Diplômé en Organisation Communautaire de l'Université de Sherbrooke (au Québec), Jean-Pierre Lamonde est, depuis 1993, Responsable de la radio rurale locale auprès de l'Agence Intergouvernementale de la Francophonie, à Paris.

Résumé de la communication

La radio rurale locale est une réalité incontournable au sein de l'Agence Intergouvernementale de la Francophonie (AIF). En témoigne l'ampleur des réalisations :

Ces réalisations s'appuient sur :

Le bilan de ces années d'expérience montre que :

L'action de la Francophonie en matière de radio locale

L'Agence intergouvernementale de la francophonie a lance en 1989 un programme d'implantation de radios rurales locales a destination des pays d'Afrique et d'Asie.

Ce programme s'inspirait des enseignements fournis par les radios libres ou communautaires en Europe et en Amérique du Nord et par les radios rurales africaines.

Le programme d'implantation entendait densifier les capacités de radiodiffusion dans des zones mal desservies, particulièrement en milieu rural, par l'installation d'émetteurs FM de moyenne puissance (0,250 à 0,5 kW) couplés avec un centre de production « léger ». En privilégiant une approche de « communication de proximité », il entendait permettre aux populations d'exprimer leurs besoins et leurs attentes et donc de prendre en main leur propre développement.
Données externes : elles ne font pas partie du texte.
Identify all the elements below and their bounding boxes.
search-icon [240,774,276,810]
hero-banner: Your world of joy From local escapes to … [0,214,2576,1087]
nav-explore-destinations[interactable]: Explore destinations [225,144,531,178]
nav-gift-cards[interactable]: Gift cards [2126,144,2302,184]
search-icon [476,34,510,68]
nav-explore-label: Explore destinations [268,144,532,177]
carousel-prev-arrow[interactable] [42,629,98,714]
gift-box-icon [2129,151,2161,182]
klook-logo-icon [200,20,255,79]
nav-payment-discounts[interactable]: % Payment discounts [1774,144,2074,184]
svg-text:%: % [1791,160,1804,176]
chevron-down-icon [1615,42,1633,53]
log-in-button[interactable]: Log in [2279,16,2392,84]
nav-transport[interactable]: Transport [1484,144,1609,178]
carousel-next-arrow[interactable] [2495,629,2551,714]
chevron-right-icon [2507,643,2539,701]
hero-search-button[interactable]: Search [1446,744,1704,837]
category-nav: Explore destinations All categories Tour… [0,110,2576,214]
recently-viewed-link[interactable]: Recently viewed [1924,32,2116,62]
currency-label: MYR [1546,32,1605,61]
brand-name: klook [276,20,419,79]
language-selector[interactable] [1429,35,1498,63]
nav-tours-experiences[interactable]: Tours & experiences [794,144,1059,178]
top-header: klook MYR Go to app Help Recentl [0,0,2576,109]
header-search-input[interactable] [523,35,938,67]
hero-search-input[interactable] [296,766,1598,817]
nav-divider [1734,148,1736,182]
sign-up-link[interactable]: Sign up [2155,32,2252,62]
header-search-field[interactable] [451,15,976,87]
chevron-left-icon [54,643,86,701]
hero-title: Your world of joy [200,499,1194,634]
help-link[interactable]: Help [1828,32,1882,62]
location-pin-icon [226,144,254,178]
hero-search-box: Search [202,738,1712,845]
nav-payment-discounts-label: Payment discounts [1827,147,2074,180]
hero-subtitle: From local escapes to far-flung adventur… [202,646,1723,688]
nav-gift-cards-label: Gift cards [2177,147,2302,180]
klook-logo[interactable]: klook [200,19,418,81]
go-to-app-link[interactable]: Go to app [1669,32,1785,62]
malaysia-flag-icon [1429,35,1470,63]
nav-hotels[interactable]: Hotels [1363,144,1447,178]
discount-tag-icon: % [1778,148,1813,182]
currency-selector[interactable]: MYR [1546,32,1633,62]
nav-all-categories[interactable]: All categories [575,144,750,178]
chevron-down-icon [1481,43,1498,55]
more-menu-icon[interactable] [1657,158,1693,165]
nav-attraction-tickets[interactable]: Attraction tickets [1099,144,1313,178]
Les premières stations ont été installées en 1991 au Vietnam.

A ce jour, l'Agence a implanté 50 stations, dont 46 sur le continent africain dans 10 pays (Bénin, Burkina Faso, Cameroun, Centrafrique, Congo, Côte d'Ivoire, Guinée, Mali, Madagascar et Sénégal). La majorité des stations est installée dans des préfectures ou des gouvernorats et dessert un bassin de population minimum de 200 000 personnes dans une zone de 50 kilomètres de rayon, unies par une très forte homogénéité de langue, de culture et de pratique socioprofessionnelle.

Ce dispositif de diffusion vient en complément et en appui aux radios rurales nationales qui exercent dans la plupart des pays africains, le plus souvent à partir d'un réseau de stations régionales.

Bien que de service public, les radios locales de l'Agence ne sont pas des radios gouvernementales. Elles sont en effet placées sous la responsabilité directe de la communauté desservie qui met à disposition les locaux, assume la gestion des équipements installés et assure le fonctionnement courant de la station. Il a été imposé à toutes ces radios de se doter d'un Comité local de développement (nouvelle appellation remplaçant l'appellation antérieure de « comité local de gestion ») susceptible de mobiliser autour de la radio la société civile, le milieu associatif, les ONG et les services publics représentés localement.

Certaines radios s'appuient aussi sur une « association des auditeurs » qui garantit une large participation populaire à la vie quotidienne de la radio.

La plupart des stations fonctionnent sous un statut d'association de droit privé. Les plus récentes ont bénéficié de la libéralisation des ondes aujourd'hui généralisée et disposent d'un permis d'émission délivré par l'Instance nationale de Régularisation. Les plus anciennes ont reçu une autorisation d'émission du Ministère de la Communication national et leur fonctionnement est réglementé par un cahier de charges signé entre le Président du Comité local de développement et le Ministère de la Communication. Ce cahier de charges doit garantir l'indépendance de la radio vis à vis des pouvoirs politiques et administratifs et définir ses contraintes en matière de programmation (pas d'information, pas d'émissions politiques ou religieuses partisanes, etc.).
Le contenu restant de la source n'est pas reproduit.